What questions should I ask of the program provider or university running the program?

General:

  • Is this a university-sponsored or third-party provider program?
  • From what institution are transcripts provided?
  • How many years has the program been in operation?
  • How many students typically participate?
  • From which universities and colleges have past participants come?
  • How can I contact recent participants to learn about their experiences on the program?
  • Does the sponsor have a program evaluation process?
  • If so, can you review all of the evaluations (as opposed to a sample) from previous years?

Academic:

  • What is the average classroom size?
  • How many hours per week does each class meet?
  • Is the language of instruction English?  If not, what level of foreign-language proficiency should you possess when joining the program?
  • Who teaches the courses you will be taking?
  • Are the academic credentials of all instructors available on-line or in some other format?

Housing:

  • What housing arrangements are provided?
  • Who has screened and selected the hosts and host families?
  • How many students live with each family?
  • What is each family required to provide the student?  (Number of meals, private room, etc.)  How are students matched with host families?
  • How easily can students request changes to housing arrangements?
  • What is the typical length of commute from the host family to the classroom site?

Logistics, Orientation, Travel:

  • Are visas required for travel to the host country?  If so, what assistance will be provided in obtaining a visa?
  • Who will be available on-site to assist with questions and/or problems once you are overseas?  Is this person available 24 hours per day?
  • What pre-departure information is provided to students?
  • Is there an on-site orientation?  If so, what topics does it cover?
  • What cultural activities and excursions are included in the program?
  • How are these activities relevant to classroom studies?
  • What provisions does the program make to help foreign students meet local people?

Health, Safety, Finances:

  • What is the actual cost of the program?
  • Does the quoted price include housing, meals, travel, visas, and tuition?
  • How much will you need to budget to cover expenses that are not included in the program fee?  (Be sure to determine the number of meals provided per day if board is provided.)
  • If international travel is included in the program fee, what restrictions apply to your airline ticket?
  • Are all participants automatically enrolled in comprehensive international health insurance?
  • What procedures are in place to assist students during a medical emergency?

 

How do non-Georgetown summer programs work financially? Can I use Georgetown financial aid?

Students should be sure to receive a complete break-down of specific items covered by a program's listed price. Some programs, for instance, may include airfare while others do not; some may provide full board, while others do not include meals. If a program seems remarkably less expensive than a similar program in a similar location, you should look particularly closely at the items covered by the program price.

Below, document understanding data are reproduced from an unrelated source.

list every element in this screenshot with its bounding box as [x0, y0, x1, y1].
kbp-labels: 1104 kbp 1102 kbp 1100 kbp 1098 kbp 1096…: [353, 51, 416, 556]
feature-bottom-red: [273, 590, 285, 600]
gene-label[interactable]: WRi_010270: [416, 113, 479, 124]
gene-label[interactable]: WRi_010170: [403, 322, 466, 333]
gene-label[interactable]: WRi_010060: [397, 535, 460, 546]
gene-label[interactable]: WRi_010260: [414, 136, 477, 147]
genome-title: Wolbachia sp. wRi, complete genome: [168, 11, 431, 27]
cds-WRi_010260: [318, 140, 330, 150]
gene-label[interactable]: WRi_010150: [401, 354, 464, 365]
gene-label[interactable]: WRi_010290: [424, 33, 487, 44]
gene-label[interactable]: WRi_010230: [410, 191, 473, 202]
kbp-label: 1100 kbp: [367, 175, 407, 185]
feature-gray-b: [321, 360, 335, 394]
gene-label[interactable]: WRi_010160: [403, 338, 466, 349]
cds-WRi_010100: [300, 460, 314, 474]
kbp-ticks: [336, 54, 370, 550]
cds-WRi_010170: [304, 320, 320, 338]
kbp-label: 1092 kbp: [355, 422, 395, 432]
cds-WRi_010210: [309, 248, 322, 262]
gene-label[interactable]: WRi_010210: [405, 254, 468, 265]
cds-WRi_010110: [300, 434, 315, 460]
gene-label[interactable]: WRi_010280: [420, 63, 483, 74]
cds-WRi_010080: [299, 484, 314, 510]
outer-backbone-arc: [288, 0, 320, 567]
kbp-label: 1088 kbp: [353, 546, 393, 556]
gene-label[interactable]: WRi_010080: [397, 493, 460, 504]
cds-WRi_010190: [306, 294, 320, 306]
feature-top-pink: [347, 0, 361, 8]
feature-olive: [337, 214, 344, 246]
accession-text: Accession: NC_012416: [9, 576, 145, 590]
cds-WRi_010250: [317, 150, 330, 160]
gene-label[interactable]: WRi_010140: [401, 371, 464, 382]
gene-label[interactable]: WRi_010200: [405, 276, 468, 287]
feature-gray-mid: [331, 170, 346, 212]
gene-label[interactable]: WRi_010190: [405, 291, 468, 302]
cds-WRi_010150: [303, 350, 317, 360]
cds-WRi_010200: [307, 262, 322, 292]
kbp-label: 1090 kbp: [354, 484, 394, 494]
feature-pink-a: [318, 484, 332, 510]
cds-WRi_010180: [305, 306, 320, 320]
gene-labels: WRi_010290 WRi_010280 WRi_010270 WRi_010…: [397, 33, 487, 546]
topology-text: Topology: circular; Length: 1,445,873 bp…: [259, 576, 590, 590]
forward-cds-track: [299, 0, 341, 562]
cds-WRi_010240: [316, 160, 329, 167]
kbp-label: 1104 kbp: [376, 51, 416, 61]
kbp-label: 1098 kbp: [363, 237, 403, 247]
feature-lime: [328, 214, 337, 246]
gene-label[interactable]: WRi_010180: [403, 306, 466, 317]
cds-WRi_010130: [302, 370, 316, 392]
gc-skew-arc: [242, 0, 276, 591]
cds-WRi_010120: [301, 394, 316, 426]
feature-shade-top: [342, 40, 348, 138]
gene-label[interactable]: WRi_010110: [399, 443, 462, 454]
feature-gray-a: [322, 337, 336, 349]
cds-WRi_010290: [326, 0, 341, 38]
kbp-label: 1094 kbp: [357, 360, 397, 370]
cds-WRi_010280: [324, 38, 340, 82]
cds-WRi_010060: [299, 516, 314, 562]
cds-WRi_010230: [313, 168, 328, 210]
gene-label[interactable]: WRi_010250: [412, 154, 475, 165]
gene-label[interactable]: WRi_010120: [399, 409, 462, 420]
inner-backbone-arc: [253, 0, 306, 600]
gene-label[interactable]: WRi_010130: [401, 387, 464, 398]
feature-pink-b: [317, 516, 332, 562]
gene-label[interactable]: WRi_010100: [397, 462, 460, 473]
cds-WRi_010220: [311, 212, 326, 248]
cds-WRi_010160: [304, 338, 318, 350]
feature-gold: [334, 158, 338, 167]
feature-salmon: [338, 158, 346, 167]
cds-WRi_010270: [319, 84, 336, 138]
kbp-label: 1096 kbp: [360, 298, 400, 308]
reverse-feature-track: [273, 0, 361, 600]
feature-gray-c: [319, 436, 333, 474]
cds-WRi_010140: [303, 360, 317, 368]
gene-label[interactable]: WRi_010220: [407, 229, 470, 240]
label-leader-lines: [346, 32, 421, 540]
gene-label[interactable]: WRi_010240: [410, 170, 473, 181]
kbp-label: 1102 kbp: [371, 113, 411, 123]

In some instances, students are able to use their GU financial aid toward the cost of non-GU programs, but these are rare. Students should contact the Office of Financial Aid for details.  Participants on some non-GU summer programs may also be able to apply for federal funding, such as the Gilman or Boren Fellowships.

Please note that the information provided here does not reflect Georgetown's sponsorship, endorsement, support, or approval of a student's international travel plans. Its sole purpose is to assist students in learning about the steps involved in researching a non-Georgetown summer abroad program and determining eligibility for transfer credit for studies completed overseas during the summer. Georgetown University is not in a position to evaluate, recommend, or endorse international study experiences undertaken independently by its students, and cannot be responsible for programs or experiences that are beyond its control.